I never would have dreamed that this year's Christmas season could be so "other" from last year's.
Funny that the hardest year should be followed by the sweetest.
I watched the
Nativity movie a couple of weeks ago and met my Savior again as I watched. One of the wisemen in the film is depicted as a skeptic who travels the whole way nay-saying and mocking and disbelieving, then sees the three stars align in the sky according to the prophecy. They follow the new brightness to the place where Mary lay holding this Son of God that they'd read about in the old scrolls. Seeing the babe, realizing he was so very wrong and that this IS the newborn King, the wiseman bows before him with the most trembling of all the worshippers.
This is our God. Wow.
I am becoming part of a second church family and coming to love so many new brothers and sisters. Every other week I go with Derek and on the opposite he comes to my family after his first service (there is a man named John who is autistic that D takes care of Sunday mornings).
I am so enjoying this season of our relationship - of being past nervousness and self-consciousness and just enjoying who each other is. I love seeing Jesus in him - to know who he was just five years ago and then watch the man I see today... I'm blown away by the grace of God. And I wish you could meet him. :)
First and foremost, he loves the Lord with all his heart, mind, soul, and strength. More today than yesterday, more tomorrow than today... He loves people and relates so well. The Lord has given him a remarkable sensitivity to where people are and how they're feeling, and he uses it to meet them right there and minister to their heart. I don't know how else to word it. It has been a joy watching him meet my families:
Here, joking around with Wendy, bringing out Marge's playfulness [and checking on her as she went through treatment for her foot], singing with Hannah and drawing out her beauty... With my brother, seeing past the edge and putting him at ease, relating to his isolation and inviting him out [he wasn't interested in many invitations, but he DOES want to go sledding with us :) ] , Derek just is who he is - he's real and honest... my brother respects that. I am excited to see how God will use him with Heath.

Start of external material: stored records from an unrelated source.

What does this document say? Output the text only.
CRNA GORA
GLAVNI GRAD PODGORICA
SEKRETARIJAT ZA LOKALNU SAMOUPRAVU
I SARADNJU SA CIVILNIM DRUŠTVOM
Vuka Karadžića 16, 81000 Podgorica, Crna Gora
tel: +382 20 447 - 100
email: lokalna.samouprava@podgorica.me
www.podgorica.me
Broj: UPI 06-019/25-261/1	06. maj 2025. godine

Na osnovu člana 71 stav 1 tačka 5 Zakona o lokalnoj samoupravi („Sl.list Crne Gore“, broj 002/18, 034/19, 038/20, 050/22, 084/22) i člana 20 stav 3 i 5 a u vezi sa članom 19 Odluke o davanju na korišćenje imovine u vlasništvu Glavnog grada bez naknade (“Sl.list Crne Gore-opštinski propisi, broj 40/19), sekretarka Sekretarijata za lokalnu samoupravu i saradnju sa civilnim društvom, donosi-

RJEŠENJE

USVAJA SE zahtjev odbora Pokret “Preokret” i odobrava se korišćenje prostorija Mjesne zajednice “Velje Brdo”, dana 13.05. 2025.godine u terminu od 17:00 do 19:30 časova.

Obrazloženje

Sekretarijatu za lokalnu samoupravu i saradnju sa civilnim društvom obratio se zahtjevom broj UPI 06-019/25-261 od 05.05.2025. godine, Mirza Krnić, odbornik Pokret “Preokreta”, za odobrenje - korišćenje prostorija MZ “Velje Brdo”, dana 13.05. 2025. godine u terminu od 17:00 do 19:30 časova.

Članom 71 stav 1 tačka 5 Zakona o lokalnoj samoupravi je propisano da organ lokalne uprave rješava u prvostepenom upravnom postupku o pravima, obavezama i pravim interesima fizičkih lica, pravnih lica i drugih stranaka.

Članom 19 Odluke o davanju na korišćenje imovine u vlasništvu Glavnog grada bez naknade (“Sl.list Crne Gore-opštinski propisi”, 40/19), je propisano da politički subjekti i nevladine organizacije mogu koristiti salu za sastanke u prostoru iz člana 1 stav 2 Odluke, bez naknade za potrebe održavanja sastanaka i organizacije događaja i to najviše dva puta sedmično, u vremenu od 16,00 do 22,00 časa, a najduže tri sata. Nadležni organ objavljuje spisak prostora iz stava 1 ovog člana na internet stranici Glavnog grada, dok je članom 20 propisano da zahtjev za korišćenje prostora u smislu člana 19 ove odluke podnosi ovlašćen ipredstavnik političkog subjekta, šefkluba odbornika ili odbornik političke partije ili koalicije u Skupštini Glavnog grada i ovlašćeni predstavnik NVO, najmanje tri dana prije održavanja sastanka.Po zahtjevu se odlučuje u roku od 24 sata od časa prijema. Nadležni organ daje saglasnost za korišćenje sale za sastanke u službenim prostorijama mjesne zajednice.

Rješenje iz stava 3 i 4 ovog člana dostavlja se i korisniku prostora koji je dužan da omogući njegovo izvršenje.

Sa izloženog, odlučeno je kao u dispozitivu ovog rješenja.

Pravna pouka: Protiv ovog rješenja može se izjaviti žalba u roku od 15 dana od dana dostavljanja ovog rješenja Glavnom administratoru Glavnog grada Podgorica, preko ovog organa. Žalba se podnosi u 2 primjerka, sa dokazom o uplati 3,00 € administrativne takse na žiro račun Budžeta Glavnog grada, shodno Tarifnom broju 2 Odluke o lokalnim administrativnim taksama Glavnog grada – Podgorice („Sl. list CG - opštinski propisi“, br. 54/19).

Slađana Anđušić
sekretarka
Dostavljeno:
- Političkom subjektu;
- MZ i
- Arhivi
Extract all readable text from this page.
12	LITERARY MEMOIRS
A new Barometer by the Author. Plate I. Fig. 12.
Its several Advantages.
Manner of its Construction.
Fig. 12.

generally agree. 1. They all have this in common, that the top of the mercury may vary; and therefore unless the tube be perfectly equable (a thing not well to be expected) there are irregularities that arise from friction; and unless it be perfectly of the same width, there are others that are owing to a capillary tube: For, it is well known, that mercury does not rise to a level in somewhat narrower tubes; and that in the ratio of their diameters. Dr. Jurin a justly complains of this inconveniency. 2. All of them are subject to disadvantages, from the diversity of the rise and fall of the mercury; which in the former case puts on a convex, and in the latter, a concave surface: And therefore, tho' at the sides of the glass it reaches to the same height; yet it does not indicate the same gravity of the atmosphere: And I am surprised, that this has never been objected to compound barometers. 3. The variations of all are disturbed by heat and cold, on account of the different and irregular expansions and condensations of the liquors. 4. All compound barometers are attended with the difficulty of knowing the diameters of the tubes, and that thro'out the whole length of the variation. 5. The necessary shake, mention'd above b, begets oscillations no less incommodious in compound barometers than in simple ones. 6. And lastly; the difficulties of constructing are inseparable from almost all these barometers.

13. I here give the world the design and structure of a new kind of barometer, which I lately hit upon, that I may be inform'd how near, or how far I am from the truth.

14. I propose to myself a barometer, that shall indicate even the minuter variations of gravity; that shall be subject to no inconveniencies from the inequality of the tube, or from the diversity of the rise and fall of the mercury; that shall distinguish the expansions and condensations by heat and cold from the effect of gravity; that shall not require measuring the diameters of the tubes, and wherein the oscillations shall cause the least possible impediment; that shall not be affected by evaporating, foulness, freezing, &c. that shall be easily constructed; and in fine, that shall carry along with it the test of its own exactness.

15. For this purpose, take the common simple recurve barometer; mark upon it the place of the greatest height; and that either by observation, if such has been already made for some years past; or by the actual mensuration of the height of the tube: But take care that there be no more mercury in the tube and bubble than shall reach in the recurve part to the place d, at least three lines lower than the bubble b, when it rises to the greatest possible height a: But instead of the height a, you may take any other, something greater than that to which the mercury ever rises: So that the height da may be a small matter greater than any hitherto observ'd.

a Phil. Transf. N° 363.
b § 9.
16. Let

My mom loves him, but she hasn't verbally shared why beyond saying that he's nice and "so cute."
He hasn't met my dad and Barb, yet. But we will because - this is funny - his friend Tyler invited us to go line dancing with him a month ago or so. We haven't been able to, yet. But come to find out, Tyler (who is from Mass) line dances in NH at the same place as my dad and Barb. So when D and I go with him, Dad and Barb will go with us, too!
I was so thankful - Karissa was able to spend an evening with him when she came to visit. The three of us had dinner at my mom's with her and Rich.
Tenderness. That is what she noticed most. "He's just so tender with you." That night, tenderness was what I needed. It was exhausting for me, and Karissa and D gave me so much strength.
Anyway, he is quality and so much fun. A story-teller and entertainer. He's a magnet for kids and can't wait to be a dad - and he'll be an awesome one, relying on grace. His heart overflows, and you can't help joining him in the song. AND.... he loves to dance. That just makes me smile.
Yesterday, driving home from church, he asked me for Wayne and Pastor's phone numbers. I left them on his voicemail when I got home, and when I saw both at the Christmas Cantata in the evening, they said they'd received calls and had dates set up to meet him. That is his leadership and initiative.
I guess the man who is my brother and was an acquaintance and became a friend may soon become more than a friend. Gladly, it is in God's perfect timing, which I am learning to wait joyfully in... to be like a child at advent who truly enjoys opening the window every day and savoring what is there... building up to Christmas Day, but not rushing past all the days in between.